What makes this a game changer is the rate of charging -- 80 percent in just 20 minutes for a range of about 200 miles. Expect a production model ready by 2020.
Unveiled at CES Asia, the Byton K-Byte interests me on several levels. First, I find the industry's recent tidal wave of electric- and autonomous-car startups to be endlessly intriguing, even if most of them will amount to little more than red ink. Secondly, I'm fascinated by Byton's all-in approach, where the Chinese startup treats its models more as smart devices than traditional cars. As a dyed-in-the-wool enthusiast, it's diametrically opposed to my own viewpoint, but I nevertheless find it captivating.
I not only like the K-Byte's muscular form, I also like its details. It's got novel cracked-glass headlamps and I love the way the Byton's attempted to integrate sensors into the bodywork as actual design features instead of being something to hide.
The K-Byte's interior should be no less interesting, with a billboard-sized full-length dashboard screen and a secondary in-wheel display.
Will Byton actually make it to market? Nobody knows for sure, but with $500 million banked from its most recent round of funding, it seems more likely to survive than most startups.
I'm an unabashed fan of electric vehicles, and over the past decade or so it's been really exciting to see what car manufacturers can do when they create passenger cars designed from the ground up to be electric. With the Rivian R1T, it's great to see that sort of original thinking applied to a truck platform.
I've wanted a truck for some time now, but it's always seemed like the kind of thing that would have to be another vehicle. You know, a car for commuting and road trips, then the truck for towing and runs to get mulch in the summer. In my eye, the R1T, much like the Honda Ridgeline, offers enough practicality to be a legit daily driver.
That pass-through space beneath the rear bed gave me thoughts of loading one up with my dogs and snowboards and heading up to Vermont for the weekend. There's plenty of cargo space in the frunk for a weekend's get-away, and enough range to make it round-trip. I admit I think the thing is ugly, but I really don't care. I want one. I also want to believe the company can deliver on all those range and performance numbers. On that time shall tell.

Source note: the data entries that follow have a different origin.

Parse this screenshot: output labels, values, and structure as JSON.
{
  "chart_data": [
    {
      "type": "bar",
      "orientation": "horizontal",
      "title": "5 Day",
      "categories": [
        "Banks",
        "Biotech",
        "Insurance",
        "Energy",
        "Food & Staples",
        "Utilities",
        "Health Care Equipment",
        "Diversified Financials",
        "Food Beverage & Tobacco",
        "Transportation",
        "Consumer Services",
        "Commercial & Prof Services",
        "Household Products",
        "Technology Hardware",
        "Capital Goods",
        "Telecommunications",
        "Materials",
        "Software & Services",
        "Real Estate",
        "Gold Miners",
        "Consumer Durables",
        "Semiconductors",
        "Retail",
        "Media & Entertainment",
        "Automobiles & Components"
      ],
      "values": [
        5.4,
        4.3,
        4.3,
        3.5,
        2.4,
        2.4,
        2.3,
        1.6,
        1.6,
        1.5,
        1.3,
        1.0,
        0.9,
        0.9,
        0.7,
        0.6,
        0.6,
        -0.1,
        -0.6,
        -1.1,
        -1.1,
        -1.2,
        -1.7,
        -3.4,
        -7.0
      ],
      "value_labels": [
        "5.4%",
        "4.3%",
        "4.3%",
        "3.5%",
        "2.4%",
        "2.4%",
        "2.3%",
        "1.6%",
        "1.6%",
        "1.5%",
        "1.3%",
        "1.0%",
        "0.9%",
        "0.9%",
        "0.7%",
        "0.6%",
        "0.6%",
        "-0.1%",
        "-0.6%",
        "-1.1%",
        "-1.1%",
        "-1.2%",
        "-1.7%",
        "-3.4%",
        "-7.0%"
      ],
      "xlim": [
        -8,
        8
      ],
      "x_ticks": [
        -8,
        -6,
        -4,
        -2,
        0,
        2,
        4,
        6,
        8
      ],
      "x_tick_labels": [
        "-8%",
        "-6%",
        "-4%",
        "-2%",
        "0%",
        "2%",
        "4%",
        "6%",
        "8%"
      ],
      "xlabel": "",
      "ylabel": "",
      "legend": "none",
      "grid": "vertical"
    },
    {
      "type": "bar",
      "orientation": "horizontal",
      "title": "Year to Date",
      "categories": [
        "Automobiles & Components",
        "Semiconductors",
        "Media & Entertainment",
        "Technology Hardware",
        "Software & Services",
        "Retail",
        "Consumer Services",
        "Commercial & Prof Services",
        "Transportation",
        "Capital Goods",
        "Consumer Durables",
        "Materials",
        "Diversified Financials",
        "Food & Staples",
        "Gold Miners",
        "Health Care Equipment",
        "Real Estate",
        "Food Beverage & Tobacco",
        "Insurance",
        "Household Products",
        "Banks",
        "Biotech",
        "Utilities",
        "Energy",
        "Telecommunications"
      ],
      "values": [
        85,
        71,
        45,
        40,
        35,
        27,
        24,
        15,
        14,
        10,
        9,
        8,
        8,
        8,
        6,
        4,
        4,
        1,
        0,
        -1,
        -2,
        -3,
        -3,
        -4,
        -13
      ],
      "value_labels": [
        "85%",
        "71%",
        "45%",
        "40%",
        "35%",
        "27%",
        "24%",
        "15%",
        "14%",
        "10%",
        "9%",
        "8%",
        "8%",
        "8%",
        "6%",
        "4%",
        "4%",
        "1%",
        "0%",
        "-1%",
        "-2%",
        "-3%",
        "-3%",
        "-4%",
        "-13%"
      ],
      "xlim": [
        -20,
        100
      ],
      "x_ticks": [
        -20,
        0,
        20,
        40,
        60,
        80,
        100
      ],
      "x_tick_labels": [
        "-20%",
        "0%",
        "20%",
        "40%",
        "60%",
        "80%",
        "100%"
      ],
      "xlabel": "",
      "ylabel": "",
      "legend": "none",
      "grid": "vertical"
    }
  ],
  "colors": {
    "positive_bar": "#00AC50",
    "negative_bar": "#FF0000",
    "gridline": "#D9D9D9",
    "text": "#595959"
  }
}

Mercedes-Benz showed the EQ Silver Arrow concept at this year's Monterey Car Week, ahead of the Pebble Beach Concours d'Elegance. It's a tribute to the 1937 W125 Rekordwagen that set a speed record of 268 miles per hour on a public road -- something that wouldn't be broken until 2017.
While the original Rekordwagen used a 725-horsepower V12 engine, the EQ Silver Arrow Concept is powered by electricity. The combination of an "advanced battery" and electric motor is said to be good for 738 horsepower, and a top speed in excess of 250 mph.
The Silver Arrow has just one seat, and takes the shape of a futuristic interpretation of the classic land speed racer. The huge wheels measure 24 and 26 inches in diameter, front and rear, respectively. And the concept is a full 17 feet long. It's massive, impressive and looks super-duper cool.
Oftentimes automaker "concepts" are little more than paint-and-stripe packs. Not so with the Honda Rugged Open Air Vehicle, which demonstrates serious creativity in making a pickup truck-based ATV.
Combining important parts from the Honda Ridgeline pickup and the Pioneer 1000 side-by-side, the concept looks to give the open-air, off-road experience in a big, elaborate way.
Sure, I know a vehicle as outlandish as this concept will never be built. But isn't the point of concepts to dream big while also highlighting your engineers' and designers' abilities? Honda's off-roader nails that mission and, let's be honest, has me jonesing to take the concept for a sneaky test drive.